Aber wenn zum Beispiel die Stromsteuer wegfällt, wie es etwa die Verbraucherzentrale Bundesverband vorschlägt, könnte man die Bürger an anderer Stelle entlasten. Möglich wäre auch ein Heizkostenbonus, mit den Einnahmen in die energetische Gebäudesanierung zu investieren oder hohe Umstiegsprämien auf Elektroautos oder Hybridwagen anzubieten.
Was ist die große Sorge?
Dass das Klimathema zu einem politisch aufgeladenen Thema wie die Aufnahme von geflüchteten Menschen wird. Denn schon der milliardenschwere Ausbau der erneuerbaren Energien litt unter einem Gerechtigkeitsdefizit. Jeder Bürger zahlt über den Strompreis die Erneuerbare- Energien-Umlage (EEG), derzeit 6,405 Cent je Kilowattstunde, bei einem Verbrauch in einem mehrköpfigen Haushalt von 4000 Kilowattstunden im Jahr macht nur dies 256 Euro aus. Und damit zahle man auch die Renditen des Zahnarzts, der sich eine Solaranlage auf das Dach gesetzt hat und von den Einspeisevergütungen profitiert, betonen die Kritiker.
Unions-Fraktionsvize Georg Nüßlein (CSU) betont: „Diese Koalition hat Steuererhöhungen klar ausgeschlossen. Deshalb kommt eine Mehrbelastung unter dem Deckmantel des Klimaschutzes nicht infrage.“ So könnte es am Ende nur kleine Schritte geben. Dabei drohen Deutschland Milliardenkosten durch verfehle Klimaziele aufgrund von EU-Vorgaben, ganz zu schweigen von den Folgen für alle durch den Klimawandel.
Was könnte noch komplizierter werden?
Die Steuerschätzung kommende Woche wird erstmals seit Jahren ein dickes Milliardenminus aufweisen – daher werden Begehrlichkeiten wachsen, CO2 zu bepreisen – die Frage ist, ob die Bürger wirklich eins zu eins entlastet werden. Läuft es gut, kann der klimabewusste Bürger durch Entlastungen an anderer Stelle mehr in der Tasche haben, während der SUV-Fahrer, Steakhouse-Stammgast und Vielflieger mehr berappen muss.
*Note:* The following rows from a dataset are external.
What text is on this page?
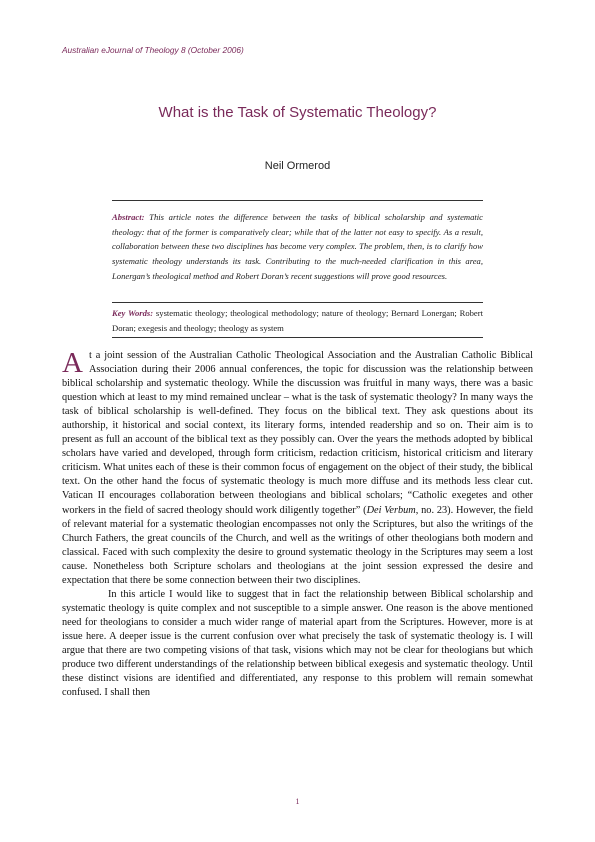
Australian eJournal of Theology 8 (October 2006)
What is the Task of Systematic Theology?
Neil Ormerod
Abstract: This article notes the difference between the tasks of biblical scholarship and systematic theology: that of the former is comparatively clear; while that of the latter not easy to specify. As a result, collaboration between these two disciplines has become very complex. The problem, then, is to clarify how systematic theology understands its task. Contributing to the much-needed clarification in this area, Lonergan’s theological method and Robert Doran’s recent suggestions will prove good resources.
Key Words: systematic theology; theological methodology; nature of theology; Bernard Lonergan; Robert Doran; exegesis and theology; theology as system

At a joint session of the Australian Catholic Theological Association and the Australian Catholic Biblical Association during their 2006 annual conferences, the topic for discussion was the relationship between biblical scholarship and systematic theology. While the discussion was fruitful in many ways, there was a basic question which at least to my mind remained unclear – what is the task of systematic theology? In many ways the task of biblical scholarship is well-defined. They focus on the biblical text. They ask questions about its authorship, it historical and social context, its literary forms, intended readership and so on. Their aim is to present as full an account of the biblical text as they possibly can. Over the years the methods adopted by biblical scholars have varied and developed, through form criticism, redaction criticism, historical criticism and literary criticism. What unites each of these is their common focus of engagement on the object of their study, the biblical text. On the other hand the focus of systematic theology is much more diffuse and its methods less clear cut. Vatican II encourages collaboration between theologians and biblical scholars; “Catholic exegetes and other workers in the field of sacred theology should work diligently together” (Dei Verbum, no. 23). However, the field of relevant material for a systematic theologian encompasses not only the Scriptures, but also the writings of the Church Fathers, the great councils of the Church, and well as the writings of other theologians both modern and classical. Faced with such complexity the desire to ground systematic theology in the Scriptures may seem a lost cause. Nonetheless both Scripture scholars and theologians at the joint session expressed the desire and expectation that there be some connection between their two disciplines.

In this article I would like to suggest that in fact the relationship between Biblical scholarship and systematic theology is quite complex and not susceptible to a simple answer. One reason is the above mentioned need for theologians to consider a much wider range of material apart from the Scriptures. However, more is at issue here. A deeper issue is the current confusion over what precisely the task of systematic theology is. I will argue that there are two competing visions of that task, visions which may not be clear for theologians but which produce two different understandings of the relationship between biblical exegesis and systematic theology. Until these distinct visions are identified and differentiated, any response to this problem will remain somewhat confused. I shall then

1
„Es ist allerhöchste Eisenbahn, dass der CO2- Ausstoß endlich ein Preisschild bekommt, die Luft ist doch keine Gratis- Mülldeponie für dreckiges Klimagas“, sagt der Linken-Umweltpolitiker Lorenz Gösta Beutin. „Einkommensschwache müssen durch Streichung der Stromsteuer, Klimawohngeld und kostenlosen ÖPNV entlastet werden.“
Wirkt ein CO2-Preis überhaupt, der keinem wehtun soll?
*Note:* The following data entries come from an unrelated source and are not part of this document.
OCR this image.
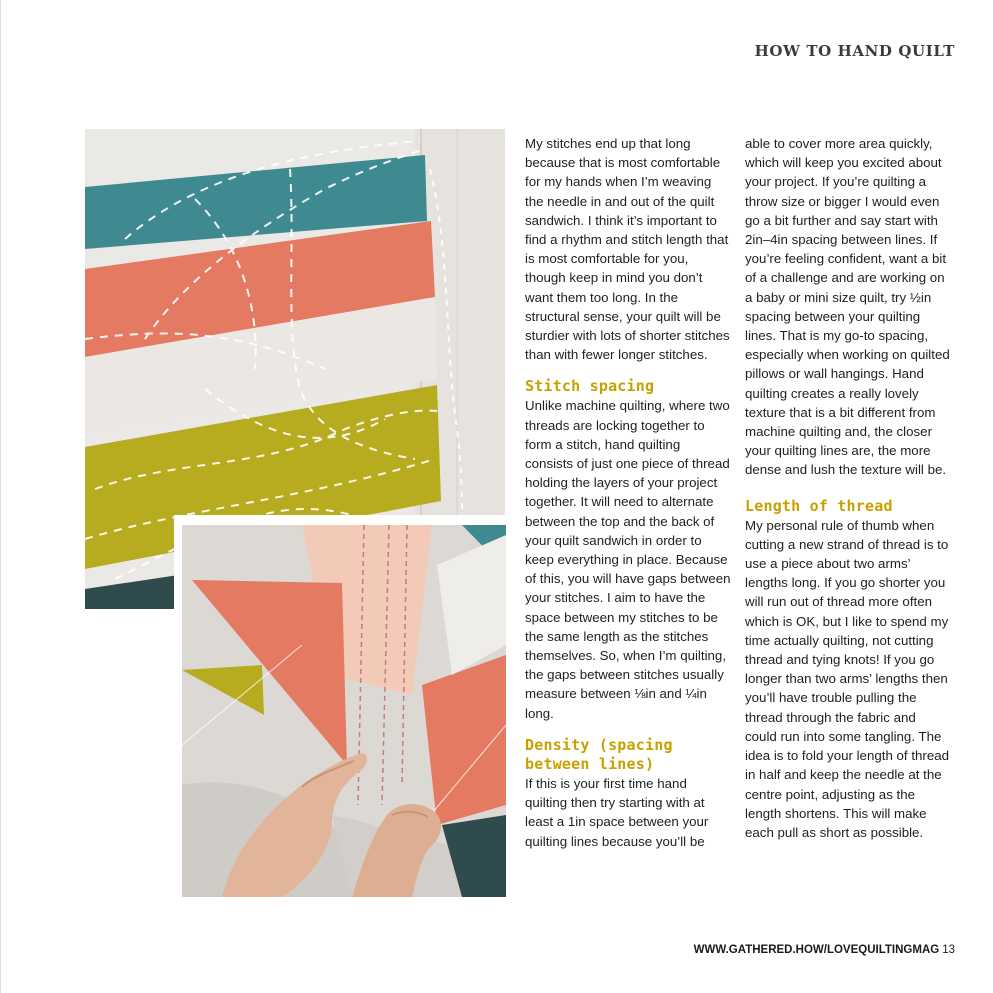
HOW TO HAND QUILT

My stitches end up that long because that is most comfortable for my hands when I’m weaving the needle in and out of the quilt sandwich. I think it’s important to find a rhythm and stitch length that is most comfortable for you, though keep in mind you don’t want them too long. In the structural sense, your quilt will be sturdier with lots of shorter stitches than with fewer longer stitches.

Stitch spacing

Unlike machine quilting, where two threads are locking together to form a stitch, hand quilting consists of just one piece of thread holding the layers of your project together. It will need to alternate between the top and the back of your quilt sandwich in order to keep everything in place. Because of this, you will have gaps between your stitches. I aim to have the space between my stitches to be the same length as the stitches themselves. So, when I’m quilting, the gaps between stitches usually measure between ⅛in and ¼in long.

Density (spacing between lines)

If this is your first time hand quilting then try starting with at least a 1in space between your quilting lines because you’ll be

able to cover more area quickly, which will keep you excited about your project. If you’re quilting a throw size or bigger I would even go a bit further and say start with 2in–4in spacing between lines. If you’re feeling confident, want a bit of a challenge and are working on a baby or mini size quilt, try ½in spacing between your quilting lines. That is my go-to spacing, especially when working on quilted pillows or wall hangings. Hand quilting creates a really lovely texture that is a bit different from machine quilting and, the closer your quilting lines are, the more dense and lush the texture will be.

Length of thread

My personal rule of thumb when cutting a new strand of thread is to use a piece about two arms’ lengths long. If you go shorter you will run out of thread more often which is OK, but I like to spend my time actually quilting, not cutting thread and tying knots! If you go longer than two arms’ lengths then you’ll have trouble pulling the thread through the fabric and could run into some tangling. The idea is to fold your length of thread in half and keep the needle at the centre point, adjusting as the length shortens. This will make each pull as short as possible.

WWW.GATHERED.HOW/LOVEQUILTINGMAG 13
Nein. Wenn der CO2-Ausstoß teurer werden soll, müssen die Bürger das natürlich auch spüren. Sonst bringt es nicht den gewünschten Klimaeffekt. Aber dabei muss man nicht mit der Brechstange vorgehen: klimafreundliches Verhalten belohnen, klimaschädliches entmutigen, rät PIK-Direktor Ottmar Edenhofer. „Natürlich muss deshalb der Preis hoch genug sein. Er müsste mindestens bei 20 Euro pro Tonne beginnen und dann nachhaltig steigen. Aber gleichzeitig müssen gerade einkommensschwache Haushalte entlastet werden, etwa indem sie zusätzliche Belastungen am Ende rückerstattet bekommen“, sagt Edenhofer.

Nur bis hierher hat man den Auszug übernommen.